The reading was broadly in line with analysts’ expectations, although higher than the Bank’s own forecast in its November Inflation Report that inflation would average 1.9 per cent over the last quarter of 2007.
Analysts said the overshoot was unlikely to dissuade policymakers from cutting interest rates in February, although the monetary policy committee would have seen the data before deciding to leave rates unchanged this month.
However, economists warned that higher energy prices could push the headline rate of inflation higher over the next few months, limiting the scope for further easing in monetary policy to counter a slowdown in activity.
Minutes of January’s MPC meeting, which will be published on Wednesday, will be scrutinised for comments showing the extent of concerns over inflationary pressures.

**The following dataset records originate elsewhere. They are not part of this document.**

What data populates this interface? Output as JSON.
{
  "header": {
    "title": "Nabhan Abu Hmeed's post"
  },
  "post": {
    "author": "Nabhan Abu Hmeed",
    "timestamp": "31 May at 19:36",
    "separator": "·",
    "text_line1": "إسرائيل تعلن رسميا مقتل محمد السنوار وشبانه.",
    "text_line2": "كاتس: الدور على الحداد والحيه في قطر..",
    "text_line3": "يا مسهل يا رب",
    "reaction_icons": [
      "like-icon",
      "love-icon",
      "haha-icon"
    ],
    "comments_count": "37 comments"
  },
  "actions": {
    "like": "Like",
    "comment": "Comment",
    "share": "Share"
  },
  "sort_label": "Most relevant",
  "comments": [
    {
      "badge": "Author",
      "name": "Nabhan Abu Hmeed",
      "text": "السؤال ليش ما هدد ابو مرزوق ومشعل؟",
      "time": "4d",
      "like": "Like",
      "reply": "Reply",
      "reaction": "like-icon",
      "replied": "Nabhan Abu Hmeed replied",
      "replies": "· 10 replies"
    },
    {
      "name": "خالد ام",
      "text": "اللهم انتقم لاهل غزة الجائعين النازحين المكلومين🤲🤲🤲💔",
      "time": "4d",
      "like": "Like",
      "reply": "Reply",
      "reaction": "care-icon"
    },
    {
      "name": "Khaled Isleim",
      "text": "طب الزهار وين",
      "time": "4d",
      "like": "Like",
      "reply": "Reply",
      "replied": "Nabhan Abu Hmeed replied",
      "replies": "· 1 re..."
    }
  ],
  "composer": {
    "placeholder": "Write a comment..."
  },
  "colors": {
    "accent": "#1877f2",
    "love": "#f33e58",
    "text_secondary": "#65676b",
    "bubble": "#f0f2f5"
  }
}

The biggest upward effects on inflation came from ongoing rises in food prices, and from clothing retailers giving smaller discounts than they had the previous year – although the mid-month reading may not capture more aggressive discounts some retailers timed for the period immediately before and after Christmas.

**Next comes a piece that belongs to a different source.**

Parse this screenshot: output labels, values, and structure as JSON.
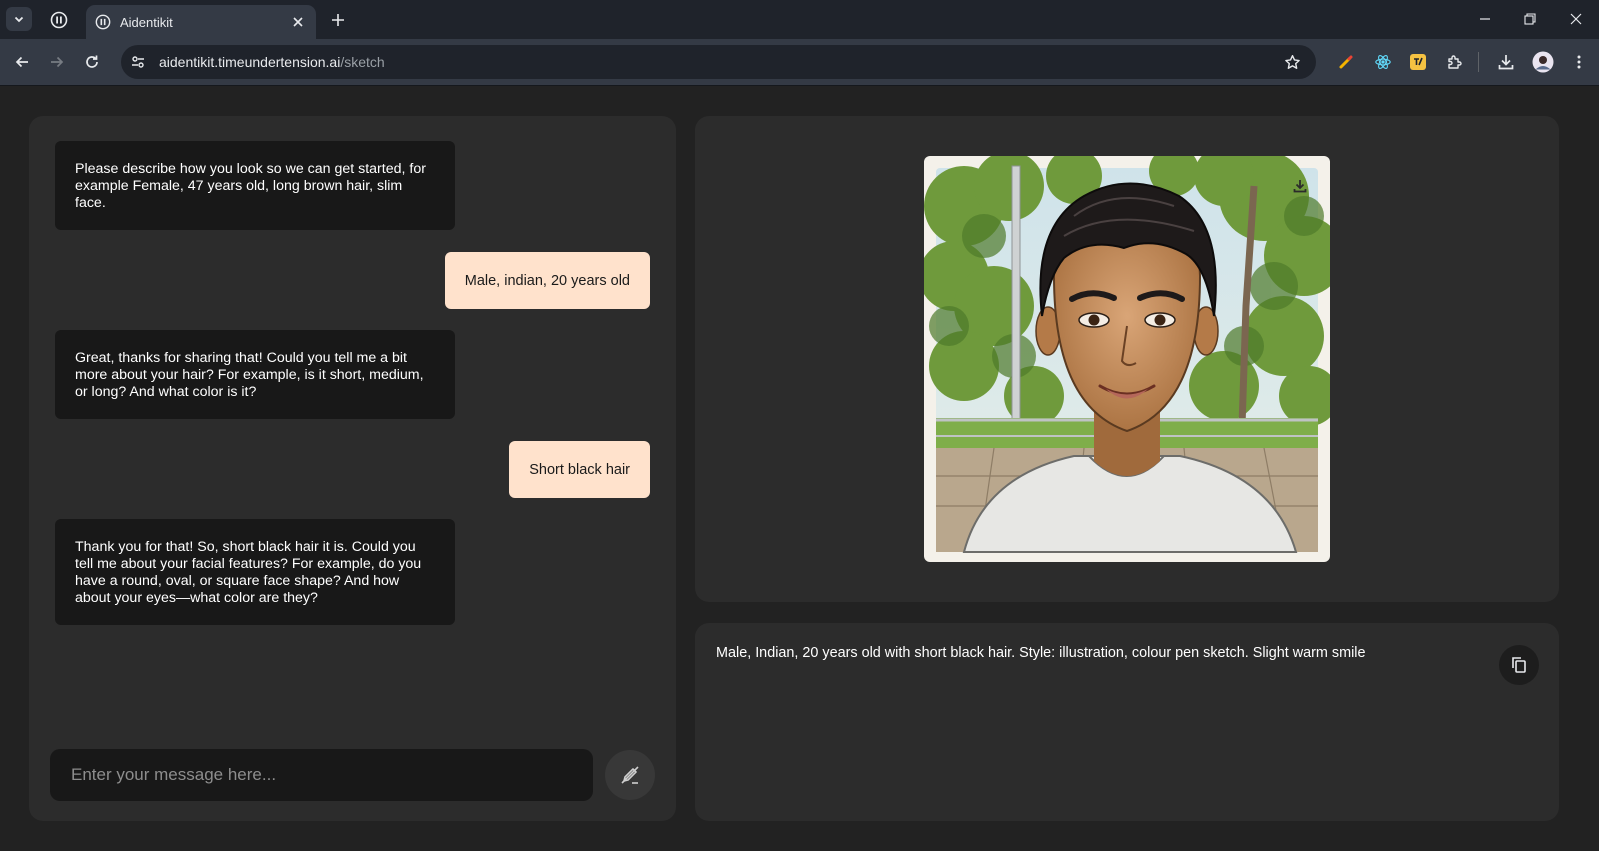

The biggest downward effect came from gas and electricity prices, helped by comparison with a spike in inflation in December 2006, when utilities were raising tariffs. This favourable base effect will fall out of the comparison from next month onwards, just as energy suppliers prepare to raise prices again.
Inflation on the retail price index measure eased from 4.3 per cent in November to 4 per cent, largely because mortgage interest payments were rising slower than last year when lenders were passing on an interest rate rise to homeowners.